Single-walled carbon nanotubes (SWNTs) have been used to create highly sensitive, uncooled photovoltaic infrared detectors.

Expected to be useful for industrial, military, manufacturing and scientific applications including telescopes and optoelectronic communications, so far infrared detectors have had to be cooled to avoid being overwhelmed by stray thermal radiation. But now a team of researchers from Peking University, the Chinese Academy of Sciences, and North Carolina-based Duke University have used SWNTs to create these infrared detectors that they claim are an order of magnitude more efficient than the semiconductor-based traditional mercury-cadmium-telluride alloy detectors.

‘These nanotubes exhibit strong and broadband infrared light absorption, which can be tuned by selecting nanotubes of different diameters.

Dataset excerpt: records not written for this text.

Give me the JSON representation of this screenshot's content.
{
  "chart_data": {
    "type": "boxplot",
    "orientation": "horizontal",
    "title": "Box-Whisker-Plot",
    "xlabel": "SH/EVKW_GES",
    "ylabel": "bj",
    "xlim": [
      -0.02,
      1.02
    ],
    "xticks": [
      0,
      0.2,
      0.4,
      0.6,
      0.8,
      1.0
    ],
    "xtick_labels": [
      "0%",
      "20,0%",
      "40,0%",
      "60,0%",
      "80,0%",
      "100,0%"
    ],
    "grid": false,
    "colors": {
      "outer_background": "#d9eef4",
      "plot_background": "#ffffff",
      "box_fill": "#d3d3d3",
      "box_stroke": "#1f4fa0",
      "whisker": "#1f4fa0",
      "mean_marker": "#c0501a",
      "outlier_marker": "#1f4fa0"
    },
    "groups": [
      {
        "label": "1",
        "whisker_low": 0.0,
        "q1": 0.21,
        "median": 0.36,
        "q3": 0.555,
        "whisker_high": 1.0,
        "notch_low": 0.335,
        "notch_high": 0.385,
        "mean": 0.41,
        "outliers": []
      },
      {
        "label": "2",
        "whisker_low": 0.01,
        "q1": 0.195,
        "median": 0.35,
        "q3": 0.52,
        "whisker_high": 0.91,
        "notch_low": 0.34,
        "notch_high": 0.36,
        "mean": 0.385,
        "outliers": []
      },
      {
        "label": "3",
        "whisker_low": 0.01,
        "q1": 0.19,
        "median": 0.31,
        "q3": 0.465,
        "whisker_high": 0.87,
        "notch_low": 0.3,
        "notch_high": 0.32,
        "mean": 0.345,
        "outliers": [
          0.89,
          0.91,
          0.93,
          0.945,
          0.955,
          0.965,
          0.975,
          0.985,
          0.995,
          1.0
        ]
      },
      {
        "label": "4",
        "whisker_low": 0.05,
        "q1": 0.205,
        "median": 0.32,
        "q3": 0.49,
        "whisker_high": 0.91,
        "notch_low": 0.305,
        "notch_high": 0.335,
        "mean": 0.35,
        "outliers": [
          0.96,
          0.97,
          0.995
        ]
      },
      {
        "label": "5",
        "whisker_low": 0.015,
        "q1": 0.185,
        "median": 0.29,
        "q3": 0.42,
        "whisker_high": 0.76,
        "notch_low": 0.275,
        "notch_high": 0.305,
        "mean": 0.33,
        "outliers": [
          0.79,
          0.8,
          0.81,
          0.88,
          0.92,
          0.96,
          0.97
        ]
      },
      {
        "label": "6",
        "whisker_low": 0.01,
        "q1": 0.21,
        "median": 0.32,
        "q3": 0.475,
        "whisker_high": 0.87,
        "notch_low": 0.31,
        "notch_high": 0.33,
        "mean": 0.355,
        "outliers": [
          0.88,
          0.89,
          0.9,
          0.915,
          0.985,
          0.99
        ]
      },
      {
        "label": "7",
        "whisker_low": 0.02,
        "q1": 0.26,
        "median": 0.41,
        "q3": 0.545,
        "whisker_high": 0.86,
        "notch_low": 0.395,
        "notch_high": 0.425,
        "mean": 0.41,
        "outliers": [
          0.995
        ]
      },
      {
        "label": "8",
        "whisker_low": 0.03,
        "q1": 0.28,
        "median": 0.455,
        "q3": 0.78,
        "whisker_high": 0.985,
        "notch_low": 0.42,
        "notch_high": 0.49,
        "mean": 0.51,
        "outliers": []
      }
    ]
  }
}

Also, due to their high electron mobility, nanotubes react very rapidly – on the order of picoseconds – to infrared light,’ said Sheng Wang, an associate professor in the Department of Electronics at Peking University in Beijing, China.

The team’s photovoltaic infrared detector is formed by aligning SWNT arrays on a silicon substrate. The nanotube arrays are then placed between asymmetric palladium and scandium contacts. These two metals have properties that collectively create what is known as an Ohmic contact, a region in a semiconductor device that has very low electrical resistance, which helps make the detector operate more efficiently.